Any (a,b,c) are in arthmetic-geometric progression

#### Explanation:

Arithmetic geometric progression means that getting from one number to the next involves multiplying by a constant then adding a constant, i.e. if we are at $a$, the next value is
$m \cdot a + n$ for some given $m , n$.

This means we have formulae for $b$ and $c$:

$b = m \cdot a + n$
$c = m \cdot b + n = m \cdot \left(m \cdot a + n\right) + n = {m}^{2} a + \left(m + 1\right) n$

If we're given a specific $a$, $b$, and $c$, we can determine $m$ and $n$. We take the formula for $b$, solve for $n$ and plug that into the equation for $c$:
$n = b - m \cdot a \implies c = {m}^{2} a + \left(m + 1\right) \left(b - m \cdot a\right)$
$c = \cancel{{m}^{2} a} + m b - m a \setminus \cancel{- {m}^{2} a} + b$
$c = m b - m a + b \implies \left(c - b\right) = m \left(b - a\right) \implies m = \frac{b - a}{c - b}$

Plugging this into the equation for $n$,
$n = b - m \cdot a = b - a \cdot \frac{b - a}{c - b} = \frac{b \left(c - b\right) - a \left(b - a\right)}{c - b}$

Therefore, given ANY $a , b , c$, we get exactly find coefficients that will make them an arithmetico-geometric progression.

This can be stated in another way.

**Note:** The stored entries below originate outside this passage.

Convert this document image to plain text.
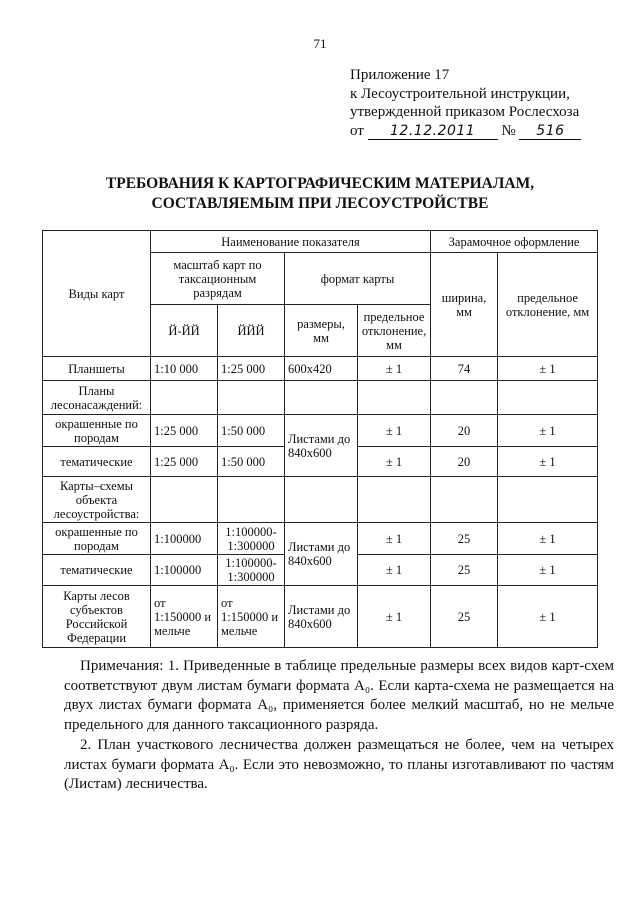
71
Приложение 17
к Лесоустроительной инструкции,
утвержденной приказом Рослесхоза
от 12.12.2011 № 516
ТРЕБОВАНИЯ К КАРТОГРАФИЧЕСКИМ МАТЕРИАЛАМ,
СОСТАВЛЯЕМЫМ ПРИ ЛЕСОУСТРОЙСТВЕ
Виды карт	Наименование показателя				Зарамочное оформление	
	масштаб карт по таксационным разрядам		формат карты		ширина, мм	предельное отклонение, мм
	Й-ЙЙ	ЙЙЙ	размеры, мм	предельное отклонение, мм		
Планшеты	1:10 000	1:25 000	600x420	± 1	74	± 1
Планы лесонасаждений:						
окрашенные по породам	1:25 000	1:50 000	Листами до 840x600	± 1	20	± 1
тематические	1:25 000	1:50 000		± 1	20	± 1
Карты–схемы объекта лесоустройства:						
окрашенные по породам	1:100000	1:100000-1:300000	Листами до 840x600	± 1	25	± 1
тематические	1:100000	1:100000-1:300000		± 1	25	± 1
Карты лесов субъектов Российской Федерации	от 1:150000 и мельче	от 1:150000 и мельче	Листами до 840x600	± 1	25	± 1

Примечания: 1. Приведенные в таблице предельные размеры всех видов карт-схем соответствуют двум листам бумаги формата А₀. Если карта-схема не размещается на двух листах бумаги формата А₀, применяется более мелкий масштаб, но не мельче предельного для данного таксационного разряда.

2. План участкового лесничества должен размещаться не более, чем на четырех листах бумаги формата А₀. Если это невозможно, то планы изготавливают по частям (Листам) лесничества.
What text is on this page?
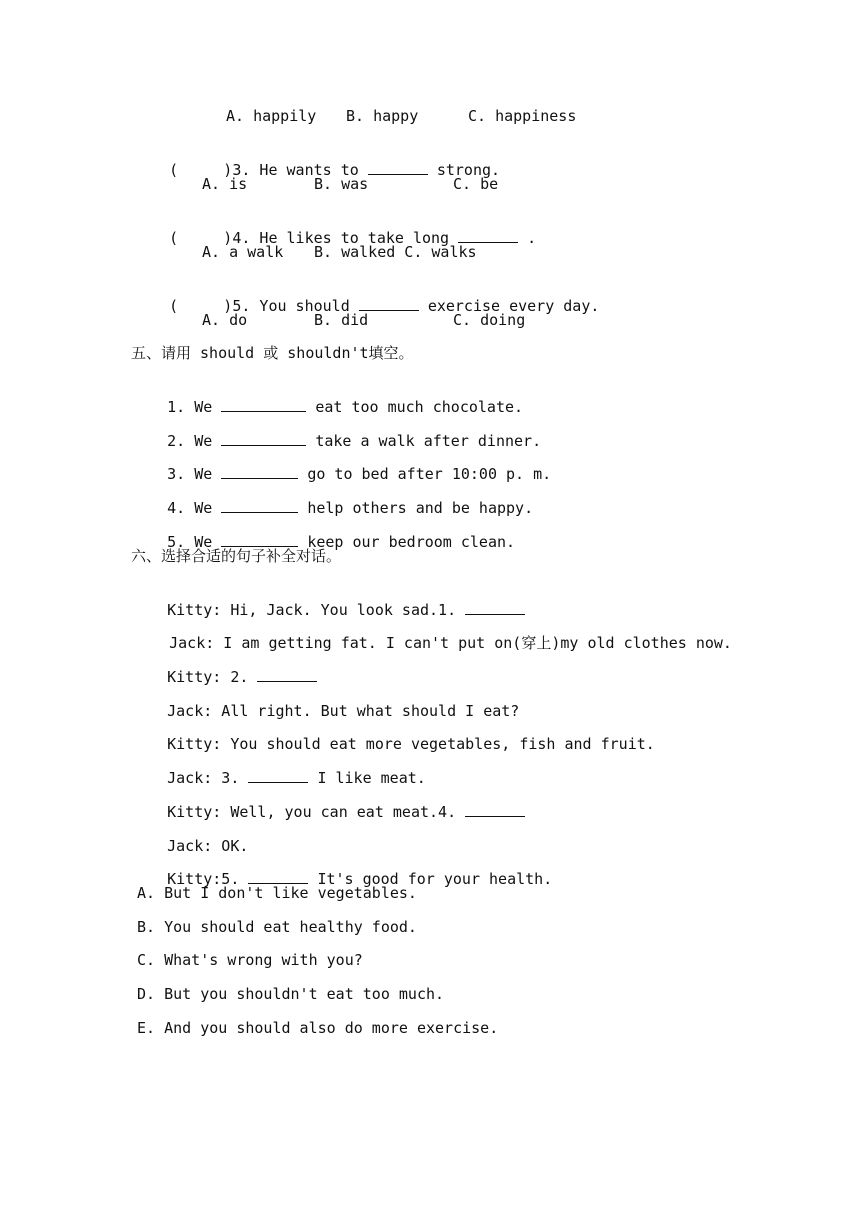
A. happily B. happy	C. happiness

(     )3. He wants to	strong.

A. is	B. was	C. be

(     )4. He likes to take long	.

A. a walk B. walked C. walks

(     )5. You should	exercise every day.

A. do	B. did	C. doing
五、请用 should 或 shouldn't填空。

1. We	eat too much chocolate.

2. We	take a walk after dinner.

3. We	go to bed after 10:00 p. m.

4. We	help others and be happy.

5. We	keep our bedroom clean.

六、选择合适的句子补全对话。

Kitty: Hi, Jack. You look sad.1.

Jack: I am getting fat. I can't put on(穿上)my old clothes now.

Kitty: 2.

Jack: All right. But what should I eat?

Kitty: You should eat more vegetables, fish and fruit.

Jack: 3.	I like meat.

Kitty: Well, you can eat meat.4.

Jack: OK.

Kitty:5.	It's good for your health.

A. But I don't like vegetables.
B. You should eat healthy food.
C. What's wrong with you?
D. But you shouldn't eat too much.
E. And you should also do more exercise.
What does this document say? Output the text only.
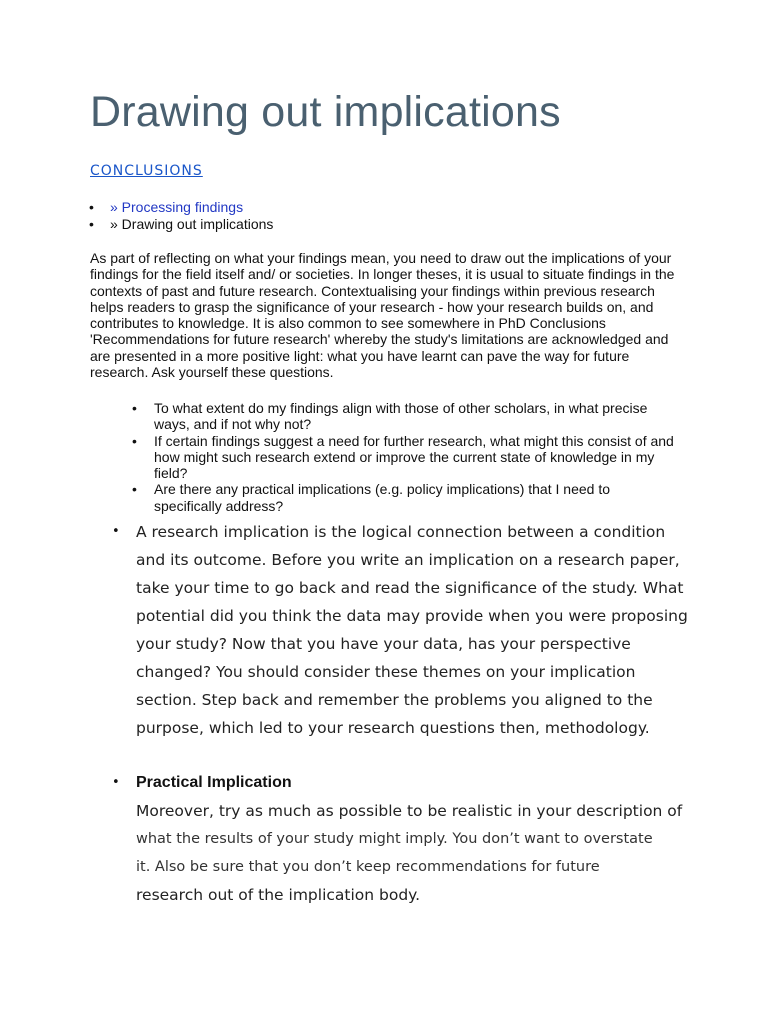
Drawing out implications
CONCLUSIONS
• » Processing findings
• » Drawing out implications

As part of reflecting on what your findings mean, you need to draw out the implications of your findings for the field itself and/ or societies. In longer theses, it is usual to situate findings in the contexts of past and future research. Contextualising your findings within previous research helps readers to grasp the significance of your research - how your research builds on, and contributes to knowledge. It is also common to see somewhere in PhD Conclusions 'Recommendations for future research' whereby the study's limitations are acknowledged and are presented in a more positive light: what you have learnt can pave the way for future research. Ask yourself these questions.

• To what extent do my findings align with those of other scholars, in what precise ways, and if not why not?
• If certain findings suggest a need for further research, what might this consist of and how might such research extend or improve the current state of knowledge in my field?
• Are there any practical implications (e.g. policy implications) that I need to specifically address?
• A research implication is the logical connection between a condition and its outcome. Before you write an implication on a research paper, take your time to go back and read the significance of the study. What potential did you think the data may provide when you were proposing your study? Now that you have your data, has your perspective changed? You should consider these themes on your implication section. Step back and remember the problems you aligned to the purpose, which led to your research questions then, methodology.
• Practical Implication
Moreover, try as much as possible to be realistic in your description of
what the results of your study might imply. You don’t want to overstate
it. Also be sure that you don’t keep recommendations for future
research out of the implication body.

There are three "degrees of freedom" for any arithmetico-geometric progression: the initial value, the multiplied constant, and the added constant. Therefore, it takes three values exactly to determine what A.G.P. is applicable.

A geometric series, on the other hand, only has two: the ratio and the initial value. This means it takes two values to see exactly what geometric sequence is and that determines everything afterwards.

Apr 30, 2018

No such condition.

#### Explanation:

In an arithmetic geometric progression, we have term-by-term multiplication of a geometric progression with the corresponding terms of an arithmetic progression, such as

$x \cdot y , \left(x + d\right) \cdot y r , \left(x + 2 d\right) \cdot y {r}^{2} , \left(x + 3 d\right) \cdot y {r}^{3} , \ldots \ldots$

and then ${n}^{t h}$ term is $\left(x + \left(n - 1\right) d\right) y {r}^{\left(n - 1\right)}$

As $x , y , r , d$ can all be different four variables

If three terms are $a , b , c$ we will have

$x \cdot y = a$; $\left(x + d\right) y r = b$ and $\left(x + 2 d\right) y {r}^{2} = c$

and given three terms and three equations,

solving for four terms is generally not possible and relation depends more on specific values of $x , y , r$ and $d$.